Django CSRF Error Casused by Nginx X-Forwarded-host

Question

I've been working on a django app recently and it is finally ready to get deployed to a qa and production environment. Everything worked perfectly locally, but since adding the complexity of the real world deployment I've had a few issues.

First my tech stack is a bit complicated. For deployments I am using aws for everything with my site deployed on multiple ec2's backed by a load balancer. The load balancer is secured with ssl, but the connections to the load balancer are forwarded to the ec2's over standard http on port 80. After hitting an ec2 on port 80 they are forwarded to a docker container on port 8000 (if you are unfamiliar with docker just consider it to be a standard vm). Inside the container nginx listens on port 8000, it handles a redirection for the static files in django and for web requests it forwards the request to django running on 127.0.0.1:8001. Django is being hosted by uwsgi listening on port 8001.

server {
    listen   8000;
    server_name localhost;

    location /static/ {
        alias /home/library/deploy/thelibrary/static/;
    }

    location / {
        proxy_set_header X-Forwarded-Host $host:443;
        proxy_pass http://127.0.0.1:8001/;
    }
}

I use X-Forwarded host because I was having issues with redirects from google oauth and redirects to prompt the user to login making the browser request the url 127.0.0.1:8001 which will obviously not work. Within my settings.py file I also included

USE_X_FORWARDED_HOST = True

to force django to use the correct host for redirects.

Right now general browsing of the site works perfectly, static files load, redirects work and the site is secured with ssl. The problem however is that CSRF verification fails.

On a form submission I get the following error

Referer checking failed - https://qa-load-balancer.com/projects/new does not match https://qa-load-balancer.com:443/.

I'm really not sure what to do about this, its really through stackoverflow questions that I got everything working so far.

Answer 1

For users who cannot use Nginx's built-in facility, here's the root cause:

• Starting in ~Djagno 1.9, the CSRF check requires that the Referer and Host match unless you specify a CSRF_TRUSTED_ORIGINS (see the code around REASON_BAD_REFERER here)
• If you don't specify CSRF_TRUSTED_ORIGINS, the system falls back on request.get_host()
• request.get_host() uses request._get_raw_host()
• request._get_raw_host() checks sequentially HTTP_X_FORWARDED_HOST (if USE_X_FORWARDED_HOST is set), HTTP_HOST, and SERVER_NAME
• Most recommended Nginx configurations suggest an entry like proxy_set_header X-Forwarded-Host $host:$server_port;
• Eventually, the referrer (e.g. <host>) is compared to X-Forwarded-Host (e.g. <host>:<port>).

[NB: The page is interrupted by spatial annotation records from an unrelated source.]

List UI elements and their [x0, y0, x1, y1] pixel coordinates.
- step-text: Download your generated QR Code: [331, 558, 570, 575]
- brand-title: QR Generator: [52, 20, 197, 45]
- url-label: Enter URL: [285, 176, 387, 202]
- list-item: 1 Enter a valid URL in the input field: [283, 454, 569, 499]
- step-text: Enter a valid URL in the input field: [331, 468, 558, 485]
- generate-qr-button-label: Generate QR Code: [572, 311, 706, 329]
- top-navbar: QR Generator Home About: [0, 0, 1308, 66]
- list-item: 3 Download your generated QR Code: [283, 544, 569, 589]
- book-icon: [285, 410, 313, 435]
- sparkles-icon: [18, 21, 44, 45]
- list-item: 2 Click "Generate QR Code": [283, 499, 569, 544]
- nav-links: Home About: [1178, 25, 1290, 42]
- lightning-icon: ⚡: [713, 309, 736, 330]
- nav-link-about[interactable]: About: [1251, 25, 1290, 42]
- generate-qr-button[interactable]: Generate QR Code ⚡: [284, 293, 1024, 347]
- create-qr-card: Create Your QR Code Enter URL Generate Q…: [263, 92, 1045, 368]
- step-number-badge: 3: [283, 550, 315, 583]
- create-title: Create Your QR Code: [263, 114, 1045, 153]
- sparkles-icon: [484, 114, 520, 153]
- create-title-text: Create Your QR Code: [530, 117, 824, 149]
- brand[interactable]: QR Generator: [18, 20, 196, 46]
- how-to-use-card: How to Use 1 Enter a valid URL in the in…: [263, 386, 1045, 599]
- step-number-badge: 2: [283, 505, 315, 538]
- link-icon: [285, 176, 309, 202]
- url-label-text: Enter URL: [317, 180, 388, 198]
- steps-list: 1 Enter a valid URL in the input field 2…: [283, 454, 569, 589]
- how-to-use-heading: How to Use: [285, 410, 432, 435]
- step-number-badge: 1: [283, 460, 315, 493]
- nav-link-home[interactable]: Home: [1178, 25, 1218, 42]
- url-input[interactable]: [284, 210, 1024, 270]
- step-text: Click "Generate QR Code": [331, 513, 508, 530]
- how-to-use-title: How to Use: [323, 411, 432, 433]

These do not match so CSRF fails.

There isn't a lot of discussion about this, but Django ticket #26037 references RFC2616. The ticket states that a host without a port is "against spec", but that's not true as the spec actually says:

A "host" without any trailing port information implies the default port for the service requested

This leads to (at minimum) the following options (safest first):

• include host and port in CSRF_TRUSTED_ORIGINS
• remove port from X-Forwarded-Host in nginx configuration (on the assumption that the non-spec X-Forwarded-Host follows the same semantics as Host)

To avoid hard-coding domains in CSRF_TRUSTED_ORIGINS, the second option is attractive, but it may come with security caveats. Speculatively:

• X-Forwarded-Proto should be used to clarify the protocol (since the absence of a port implies a default protocol)
• The reverse proxy MUST use port 443 for HTTPS (i.e. the default for the protocol) and disallow non-HTTPS connection types (X-Forwarded-Proto might fix this).

Answer 2

I had the same issue running a Django project on GitPod: the X-Forwarded-Host was in the form hostname:443, causing the CSRF error.

I solved it with a custom middleware that strips the port from the header:

# myproject/middleware.py

from django.utils.deprecation import MiddlewareMixin

class FixForwardedHostMiddleware(MiddlewareMixin):
    def process_request(self, request):
        forwarded_host = request.META.get('HTTP_X_FORWARDED_HOST')
        if forwarded_host:
            forwarded_host = forwarded_host.split(':')[0]
            request.META['HTTP_X_FORWARDED_HOST'] = forwarded_host 

To use this middleware, you need to edit your settings.py, and insert the new middleware before the CSRF one, like so:

# myproject/settings.py

MIDDLEWARE = [
     ...
     'myproject.middleware.FixForwardedHostMiddleware',
     'django.middleware.csrf.CsrfViewMiddleware',
     ...
]

See clayton's answer to understand why this fixes the CSRF error.

I don't think this middleware introduces any security issue; please comment if you think otherwise.